L'élimination des enquêteurs et des témoins gênants

L'unité 121 ne cible pas uniquement des hommes politiques. Elle élimine systématiquement ceux qui enquêtent sur ses crimes ou qui pourraient en témoigner.

Le capitaine Wissam Eid, spécialiste du pistage téléphonique, a percé l'affaire Hariri en établissant des connexions entre des réseaux de téléphonie et des hauts responsables du Hezbollah. Il a été tué le lendemain de sa deuxième rencontre avec les enquêteurs de l'ONU, en janvier 2008.

De plus, le général Wissam el-Hassan, chef du renseignement interne libanais, a été assassiné en octobre 2012 alors qu'il enquêtait sur la collaboration entre l’ancien ministre libanais Michel Samaha et des responsables syriens. 

Lokman Slim, activiste et cinéaste vivant au cœur de la banlieue sud de Beyrouth, bastion du Hezbollah, a été enlevé puis abattu en février 2021 après avoir publiquement accusé le groupe d'être responsable de l'explosion du port.

Aucun suspect n'a été poursuivi pour ces assassinats de haut niveau au Liban. Le Hezbollah nie toute implication et obstrue activement la justice: vol d'ordinateurs appartenant aux enquêteurs, harcèlement, surveillance des responsables judiciaires. 

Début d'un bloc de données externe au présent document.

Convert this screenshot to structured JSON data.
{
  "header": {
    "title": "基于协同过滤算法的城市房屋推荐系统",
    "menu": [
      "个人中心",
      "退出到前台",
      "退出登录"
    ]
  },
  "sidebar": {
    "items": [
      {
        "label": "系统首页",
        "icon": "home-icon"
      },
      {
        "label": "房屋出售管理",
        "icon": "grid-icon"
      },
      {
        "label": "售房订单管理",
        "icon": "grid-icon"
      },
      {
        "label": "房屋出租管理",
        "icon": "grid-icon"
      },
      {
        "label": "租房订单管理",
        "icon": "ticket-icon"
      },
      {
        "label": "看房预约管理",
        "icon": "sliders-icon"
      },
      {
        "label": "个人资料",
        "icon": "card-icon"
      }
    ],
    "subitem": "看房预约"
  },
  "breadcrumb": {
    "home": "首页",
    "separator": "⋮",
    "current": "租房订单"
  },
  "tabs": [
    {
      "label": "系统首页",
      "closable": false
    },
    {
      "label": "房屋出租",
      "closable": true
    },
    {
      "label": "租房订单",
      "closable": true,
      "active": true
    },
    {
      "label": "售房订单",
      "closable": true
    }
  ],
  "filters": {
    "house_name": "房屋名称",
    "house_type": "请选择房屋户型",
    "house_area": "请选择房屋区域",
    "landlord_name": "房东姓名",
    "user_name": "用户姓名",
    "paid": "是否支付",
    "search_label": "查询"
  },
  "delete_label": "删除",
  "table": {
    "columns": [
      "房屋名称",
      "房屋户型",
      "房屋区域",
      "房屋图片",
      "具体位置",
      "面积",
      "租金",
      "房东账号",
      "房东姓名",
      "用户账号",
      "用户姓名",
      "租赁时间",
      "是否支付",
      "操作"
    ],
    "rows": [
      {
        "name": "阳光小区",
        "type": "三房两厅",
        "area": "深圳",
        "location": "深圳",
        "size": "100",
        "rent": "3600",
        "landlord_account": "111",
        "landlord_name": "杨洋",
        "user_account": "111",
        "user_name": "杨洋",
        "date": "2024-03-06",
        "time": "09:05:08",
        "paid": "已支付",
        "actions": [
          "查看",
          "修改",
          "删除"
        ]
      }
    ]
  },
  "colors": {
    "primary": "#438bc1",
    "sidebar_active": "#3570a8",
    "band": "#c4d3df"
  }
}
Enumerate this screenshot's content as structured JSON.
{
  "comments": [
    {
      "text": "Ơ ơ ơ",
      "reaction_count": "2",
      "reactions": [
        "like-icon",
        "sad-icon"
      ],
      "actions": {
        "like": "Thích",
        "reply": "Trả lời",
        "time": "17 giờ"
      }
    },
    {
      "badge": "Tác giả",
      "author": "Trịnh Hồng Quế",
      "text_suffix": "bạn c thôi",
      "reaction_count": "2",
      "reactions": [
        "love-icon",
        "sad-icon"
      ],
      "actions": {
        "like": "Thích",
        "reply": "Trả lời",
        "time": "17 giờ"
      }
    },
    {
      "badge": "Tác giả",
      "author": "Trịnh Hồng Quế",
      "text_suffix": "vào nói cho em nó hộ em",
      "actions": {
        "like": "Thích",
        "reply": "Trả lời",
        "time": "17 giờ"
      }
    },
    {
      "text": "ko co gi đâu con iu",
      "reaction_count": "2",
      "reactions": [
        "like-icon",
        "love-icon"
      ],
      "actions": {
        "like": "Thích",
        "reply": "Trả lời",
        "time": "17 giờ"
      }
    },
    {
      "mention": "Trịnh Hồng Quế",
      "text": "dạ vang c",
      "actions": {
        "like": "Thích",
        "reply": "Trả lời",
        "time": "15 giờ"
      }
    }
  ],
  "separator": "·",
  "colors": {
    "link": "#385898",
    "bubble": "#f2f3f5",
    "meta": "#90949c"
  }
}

Au fil des années, un constat s’impose: chaque fois qu’une enquête menace de remonter trop haut, les témoins disparaissent, les dossiers s’effondrent et le silence retombe. Dans un pays où aucun de ces crimes n’a jamais été élucidé, l’unité 121 apparaît moins comme une cellule clandestine que comme l’ombre portée d’un système qui a appris à neutraliser toute vérité avant même qu’elle n’émerge. Et tant que cette ombre continuera de planer sur la vie publique libanaise, le Liban restera un pays où l’on enterre plus facilement les hommes que les secrets.